In dit artikel geef ik een aantal praktische tips over dialogen: hoe ga je om met aanhalingstekens en andere leestekens, met inspringen, witregels, punten en komma’s. Kortom: wat is de syntax ervan.Over hoe je dialogen toepast om je verhaal te vertellen, informatie over te brengen, sfeer te schetsen – de semantiek van de dialoog – lees je in deze artikelen. Een dialoog is het uitwisselen van zinnen tussen gesprekspartners, die letterlijk in je verhaal uitgesproken worden: eerst zegt de een iets, dan de ander, enzovoort. Als ik het hier heb over dialoog dan bedoel ik daarmee zo’n blok van zinnen die door de personages, de gesprekspartners worden uitgesproken. Als ik het heb over een dialoogzin, dan bedoel ik daarmee een zin die binnen een dialoog wordt uitgesproken. Dialoog en dialoogzinnen hebben elk hun eigen regels.
Vormgeving van een dialoog
Een dialoog geef je als volgt vorm:
- Een nieuwe of volgende dialoogzin komt op een nieuwe, ingesprongen regel.

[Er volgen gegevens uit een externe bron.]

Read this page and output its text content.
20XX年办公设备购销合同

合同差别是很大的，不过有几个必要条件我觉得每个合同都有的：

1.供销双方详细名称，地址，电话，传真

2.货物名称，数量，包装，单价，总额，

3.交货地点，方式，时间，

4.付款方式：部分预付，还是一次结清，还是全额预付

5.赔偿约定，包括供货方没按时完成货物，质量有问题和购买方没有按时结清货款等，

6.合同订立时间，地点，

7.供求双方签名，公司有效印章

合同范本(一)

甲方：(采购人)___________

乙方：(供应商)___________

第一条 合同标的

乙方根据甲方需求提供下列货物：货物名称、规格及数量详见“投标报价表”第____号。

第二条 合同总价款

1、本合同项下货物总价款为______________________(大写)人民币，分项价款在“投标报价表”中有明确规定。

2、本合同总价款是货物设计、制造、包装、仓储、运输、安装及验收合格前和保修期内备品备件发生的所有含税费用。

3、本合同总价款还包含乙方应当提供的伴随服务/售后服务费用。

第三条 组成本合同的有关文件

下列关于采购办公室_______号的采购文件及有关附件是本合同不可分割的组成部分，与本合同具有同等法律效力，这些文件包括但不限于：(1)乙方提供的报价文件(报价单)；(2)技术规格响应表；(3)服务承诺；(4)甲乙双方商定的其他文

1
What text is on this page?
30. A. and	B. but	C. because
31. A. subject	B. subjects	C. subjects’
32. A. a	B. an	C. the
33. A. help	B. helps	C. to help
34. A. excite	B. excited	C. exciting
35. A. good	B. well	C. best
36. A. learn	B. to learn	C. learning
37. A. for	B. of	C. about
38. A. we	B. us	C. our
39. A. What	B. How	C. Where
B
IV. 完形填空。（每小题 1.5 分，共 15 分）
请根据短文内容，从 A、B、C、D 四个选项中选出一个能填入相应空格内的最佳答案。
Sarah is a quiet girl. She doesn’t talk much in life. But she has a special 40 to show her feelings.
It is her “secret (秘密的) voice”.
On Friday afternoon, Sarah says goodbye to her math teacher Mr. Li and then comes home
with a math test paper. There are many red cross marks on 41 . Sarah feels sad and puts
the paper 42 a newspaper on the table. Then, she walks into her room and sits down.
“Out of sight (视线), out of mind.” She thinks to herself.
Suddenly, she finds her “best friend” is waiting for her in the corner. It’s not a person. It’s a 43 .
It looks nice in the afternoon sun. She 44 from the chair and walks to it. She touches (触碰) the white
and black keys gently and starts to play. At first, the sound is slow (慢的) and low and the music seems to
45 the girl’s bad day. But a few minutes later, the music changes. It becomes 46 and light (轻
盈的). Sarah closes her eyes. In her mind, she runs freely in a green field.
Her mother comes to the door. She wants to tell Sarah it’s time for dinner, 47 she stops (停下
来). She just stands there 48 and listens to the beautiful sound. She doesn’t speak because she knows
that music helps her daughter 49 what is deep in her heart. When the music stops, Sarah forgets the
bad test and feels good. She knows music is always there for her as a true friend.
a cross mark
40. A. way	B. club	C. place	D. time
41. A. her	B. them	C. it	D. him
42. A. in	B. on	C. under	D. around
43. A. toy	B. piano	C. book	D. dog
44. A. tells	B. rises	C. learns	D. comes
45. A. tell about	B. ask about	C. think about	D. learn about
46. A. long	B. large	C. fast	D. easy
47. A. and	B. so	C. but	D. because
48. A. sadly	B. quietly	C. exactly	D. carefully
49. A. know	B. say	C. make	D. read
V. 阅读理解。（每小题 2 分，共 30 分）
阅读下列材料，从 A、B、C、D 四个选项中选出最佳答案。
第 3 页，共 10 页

Uitzondering: als de eerste dialoogzin ook het begin van een hoofdstuk is of na een witregel komt. - De eerste gewone zin komt op een nieuwe, ingesprongen regel.
Aanhalingstekens
De zinnen van een dialoog zet je tussen aanhalingstekens. Je kunt dubbele of enkele aanhalingstekens gebruiken, dat is een kwestie van smaak. Al worden enkele aanhalingstekens vaak als rustiger en ‘moderner’ ervaren dan dubbele aanhalingstekens. Welke je ook kiest, voer dat dan wel consequent door.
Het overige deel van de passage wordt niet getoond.